Mais contrairement à l’image que la très « vielle Europe » voulait donner de lui, M. Tsipras n’est pas apparu comme un agitateur à l’égo démesuré, avide de médias et soucieux seulement de faire de l’agitation. Il s’est aussi montré méthodique, organisé, capable de se battre à mains nues face contre des adversaires qu’il a soigneusement amenés sur son terrain à lui. Pour y parvenir, il avait un deux autres atouts déterminants : un projet politique et économique clair, même s’il est difficile à accepter pour ses partenaire européens, et une conviction très forte. Ce n’est visiblement pas M. Tsipras qui risque, demain, d’hésiter pendant des années avant d’appliquer la décision sur l’obligation d’utiliser les chèques dans les transactions commerciales. Ce n’est pas lui non plus qui cèdera face aux concessionnaires automobiles qui importent des véhicules non conformes aux normes édictées par le nouveau cahier de charges.
Abus de légitimité
Le parcours de M. Tsipras révèle, y compris dans ses excès, tout ce qui manque à l’Algérie pour aller à la bonne gouvernance. Au déficit démocratique de l’Algérie, il a opposé ce que ses adversaires considèrent comme un recours abusif à la légitimité populaire. En effet, acculé, le premier ministre grec a trouvé une esquive inattendue, qui a désarmé ses adversaires : le retour à la légitimité, à travers un référendum. Ses ennemis les plus irréductibles ont été contraints de s’incliner. Ce fut un coup de maitre. Aucun dirigeant européen ne pouvait remettre en cause une telle opératique de marketing démocratique.
Pour revenir à la table des négociations, il se devait aussi d’aplanir certaines difficultés secondaires. Il s’est séparé de son ministre des finances, Yanis Varoufakis, qui a quitté son poste avec panache. M. Varoufakis savait qu’il devait partir pour le bien de la Grèce. Il a joué le jeu jusqu’au bout, au point d’excéder la chancelière allemande Angela Merkel, la directrice générale du FMI Christine Largarde et le très lisse président de la commission européenne Jean-Claude Junker, avant de se retirer.
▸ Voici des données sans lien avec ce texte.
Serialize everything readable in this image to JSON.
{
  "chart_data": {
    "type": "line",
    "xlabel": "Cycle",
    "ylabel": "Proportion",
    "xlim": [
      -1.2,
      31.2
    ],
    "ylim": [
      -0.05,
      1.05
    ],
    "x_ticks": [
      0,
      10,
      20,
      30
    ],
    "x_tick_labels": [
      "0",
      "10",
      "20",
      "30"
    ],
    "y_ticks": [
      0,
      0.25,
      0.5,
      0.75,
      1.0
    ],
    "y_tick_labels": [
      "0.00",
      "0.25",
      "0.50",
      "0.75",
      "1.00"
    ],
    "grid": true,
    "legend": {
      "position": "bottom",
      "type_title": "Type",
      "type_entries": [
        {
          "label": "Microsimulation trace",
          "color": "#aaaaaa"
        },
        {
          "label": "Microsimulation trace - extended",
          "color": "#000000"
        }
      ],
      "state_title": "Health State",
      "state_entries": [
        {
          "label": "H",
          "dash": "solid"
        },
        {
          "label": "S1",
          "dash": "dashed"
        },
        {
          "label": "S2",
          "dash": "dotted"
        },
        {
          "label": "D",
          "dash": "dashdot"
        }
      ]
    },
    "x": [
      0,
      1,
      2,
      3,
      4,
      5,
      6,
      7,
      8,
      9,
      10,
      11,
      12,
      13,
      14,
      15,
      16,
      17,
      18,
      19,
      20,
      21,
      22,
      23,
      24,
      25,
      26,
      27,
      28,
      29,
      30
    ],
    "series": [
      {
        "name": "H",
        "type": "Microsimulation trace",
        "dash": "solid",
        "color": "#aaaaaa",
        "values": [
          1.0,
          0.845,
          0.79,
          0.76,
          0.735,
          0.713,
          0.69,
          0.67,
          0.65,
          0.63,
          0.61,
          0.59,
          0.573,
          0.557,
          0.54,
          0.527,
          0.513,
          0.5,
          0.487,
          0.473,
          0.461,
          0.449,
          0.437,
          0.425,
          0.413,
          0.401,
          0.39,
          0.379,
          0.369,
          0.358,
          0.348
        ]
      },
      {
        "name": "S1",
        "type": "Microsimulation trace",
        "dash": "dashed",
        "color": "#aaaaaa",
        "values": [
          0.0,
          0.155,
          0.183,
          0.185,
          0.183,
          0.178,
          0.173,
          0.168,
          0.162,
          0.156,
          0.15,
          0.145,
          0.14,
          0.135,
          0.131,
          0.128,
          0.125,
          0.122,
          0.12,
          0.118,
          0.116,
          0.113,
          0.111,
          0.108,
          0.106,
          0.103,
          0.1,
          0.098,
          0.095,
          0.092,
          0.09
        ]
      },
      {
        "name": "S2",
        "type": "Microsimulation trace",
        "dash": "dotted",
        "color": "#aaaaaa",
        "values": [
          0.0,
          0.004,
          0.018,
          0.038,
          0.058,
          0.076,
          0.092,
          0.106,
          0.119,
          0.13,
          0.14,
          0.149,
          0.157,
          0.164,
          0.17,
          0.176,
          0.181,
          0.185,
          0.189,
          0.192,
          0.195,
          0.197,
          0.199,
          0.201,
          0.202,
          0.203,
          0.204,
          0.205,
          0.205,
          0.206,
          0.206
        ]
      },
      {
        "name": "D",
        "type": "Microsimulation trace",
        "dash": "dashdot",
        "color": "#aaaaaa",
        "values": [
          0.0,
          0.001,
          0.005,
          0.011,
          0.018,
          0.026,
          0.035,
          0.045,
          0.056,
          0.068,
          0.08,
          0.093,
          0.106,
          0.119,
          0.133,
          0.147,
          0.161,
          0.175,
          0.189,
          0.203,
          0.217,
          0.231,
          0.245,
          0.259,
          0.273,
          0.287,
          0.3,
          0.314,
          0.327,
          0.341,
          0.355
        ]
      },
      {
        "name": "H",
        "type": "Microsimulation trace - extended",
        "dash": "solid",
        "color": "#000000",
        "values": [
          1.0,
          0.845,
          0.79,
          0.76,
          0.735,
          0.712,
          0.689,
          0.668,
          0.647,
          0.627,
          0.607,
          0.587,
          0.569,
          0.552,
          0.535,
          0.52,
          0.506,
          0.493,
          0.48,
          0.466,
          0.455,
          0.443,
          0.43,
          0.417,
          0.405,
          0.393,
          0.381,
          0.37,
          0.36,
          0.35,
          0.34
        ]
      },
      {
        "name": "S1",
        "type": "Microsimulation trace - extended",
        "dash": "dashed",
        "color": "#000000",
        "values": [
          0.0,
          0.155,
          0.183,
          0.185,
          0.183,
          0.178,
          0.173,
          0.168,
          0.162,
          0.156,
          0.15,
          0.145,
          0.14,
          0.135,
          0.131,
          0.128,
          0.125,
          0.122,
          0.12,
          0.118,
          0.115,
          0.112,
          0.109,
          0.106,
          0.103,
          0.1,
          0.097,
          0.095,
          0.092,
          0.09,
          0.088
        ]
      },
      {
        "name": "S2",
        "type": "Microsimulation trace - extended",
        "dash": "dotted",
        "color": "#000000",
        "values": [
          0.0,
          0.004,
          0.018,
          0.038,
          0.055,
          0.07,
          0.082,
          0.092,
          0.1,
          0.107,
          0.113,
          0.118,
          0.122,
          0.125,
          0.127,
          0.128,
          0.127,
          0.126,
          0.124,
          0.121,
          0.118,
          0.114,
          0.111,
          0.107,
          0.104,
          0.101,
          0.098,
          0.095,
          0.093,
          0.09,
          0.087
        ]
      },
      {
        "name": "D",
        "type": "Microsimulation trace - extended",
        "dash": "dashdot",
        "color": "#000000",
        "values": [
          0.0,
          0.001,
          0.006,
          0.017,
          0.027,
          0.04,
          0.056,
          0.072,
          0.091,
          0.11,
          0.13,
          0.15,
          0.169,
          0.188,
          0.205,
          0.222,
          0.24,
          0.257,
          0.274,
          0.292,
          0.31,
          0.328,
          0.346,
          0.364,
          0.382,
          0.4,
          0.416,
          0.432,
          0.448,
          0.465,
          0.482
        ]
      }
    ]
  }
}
En Algérie, où les valeurs se sont totalement inversées, on assiste à un mouvement totalement opposé. Personne ne veut quitter le gouvernement, y compris quand le bilan est d’une indigence extrême, ou franchement honteux. M. Amar Ghoul est toujours au gouvernement. Le président Bouteflika s’accroche au fauteuil présidentiel, contre tout bon sens. La légitimité et l’efficacité dans la gestion ont totalement déserté les couloirs du pouvoir. Personne ne fera l’insulte de soupçonner M. Abdelmalek Sellal d’être porteur d’un grand projet politique : c’est dans ces conditions que l’Algérie, désarmée sur le plan politique et indigente sur le plan économique, s’apprête à faire face à la crise.